John Ewing (1732–1802) was an American Presbyterian pastor of the First Presbyterian Church in Philadelphia from 1759 until his death in 1802 and served as the provost (president) of the University of Pennsylvania from 1780 to 1802. He also was a noted mathematician.

==Early life==
Ewing and his twin brother, James, were born on June 22, 1732, in Cecil County, Province of Maryland. Their parents, Nathaniel Ewing and Rachel Porter, had emigrated to America several years earlier from Northern Ireland. Ewing married Hannah Sergeant in 1758, and they had 12 children.

Ewing was educated at a Pennsylvania prep school run by the Rev. Francis Alison, a respected classical scholar, and at the College of New Jersey (today's Princeton University), where he graduated with the class of 1754.

After working as a tutor at Alison's school, Ewing joined the faculty at the College of Philadelphia (today's University of Pennsylvania) in 1758 as a professor of ethics. He became a professor of natural philosophy in 1762.

==Clergy==
In 1759, Ewing also became a pastor at the First Presbyterian Church, where Alison also had served as a pastor. Ewing's sermons were popular with the general churchgoers and educated elites, according to a Presbyterian historian. A selection of his sermons was published in 1812.

Ewing's senior role in the Presbyterian Church in Philadelphia earned him a position on the University of Pennsylvania's board of trustees from 1779 to 1802. He became the university's provost in 1780.

Ewing's scientific pursuits included observing the 1769 Transit of Venus from an observatory at the State House Yard and assisting with the routing of the boundary line for the state of Delaware and the path for the Philadelphia and Lancaster Turnpike.

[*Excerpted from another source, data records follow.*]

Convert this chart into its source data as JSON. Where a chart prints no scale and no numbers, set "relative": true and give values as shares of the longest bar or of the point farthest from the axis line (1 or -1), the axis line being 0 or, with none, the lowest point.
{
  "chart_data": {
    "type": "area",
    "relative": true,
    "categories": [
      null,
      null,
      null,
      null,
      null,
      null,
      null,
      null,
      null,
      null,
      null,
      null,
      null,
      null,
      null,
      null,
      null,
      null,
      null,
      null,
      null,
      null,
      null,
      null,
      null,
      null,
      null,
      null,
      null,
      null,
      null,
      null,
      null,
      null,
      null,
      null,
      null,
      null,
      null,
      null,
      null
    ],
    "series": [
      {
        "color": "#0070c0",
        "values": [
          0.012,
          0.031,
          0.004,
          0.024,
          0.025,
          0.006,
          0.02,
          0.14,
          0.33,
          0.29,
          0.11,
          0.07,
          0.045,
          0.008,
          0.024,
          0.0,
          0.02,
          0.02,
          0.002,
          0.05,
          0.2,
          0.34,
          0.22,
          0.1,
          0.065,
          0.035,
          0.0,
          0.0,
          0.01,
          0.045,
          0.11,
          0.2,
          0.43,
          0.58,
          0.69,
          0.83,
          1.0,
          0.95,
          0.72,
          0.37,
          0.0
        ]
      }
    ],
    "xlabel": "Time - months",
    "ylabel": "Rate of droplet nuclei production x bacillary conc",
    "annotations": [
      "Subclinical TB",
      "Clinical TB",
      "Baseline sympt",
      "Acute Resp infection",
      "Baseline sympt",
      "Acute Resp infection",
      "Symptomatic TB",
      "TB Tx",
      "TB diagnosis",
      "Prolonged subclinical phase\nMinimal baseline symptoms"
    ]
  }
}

He joined the American Philosophical Society in 1768 and served as the treasurer of the Corporation for the Relief of Poor and Distressed Presbyterian Ministers, one of the earliest American life insurance companies.

Ewing traveled to Britain in 1773 to raise money for the Newark Academy in Delaware. During the trip, he was awarded an honorary doctor of divinity from the University of Edinburgh and met with a number of prominent Britons, including Lord North, who was the prime minister, and Dr. Samuel Johnson, the English writer.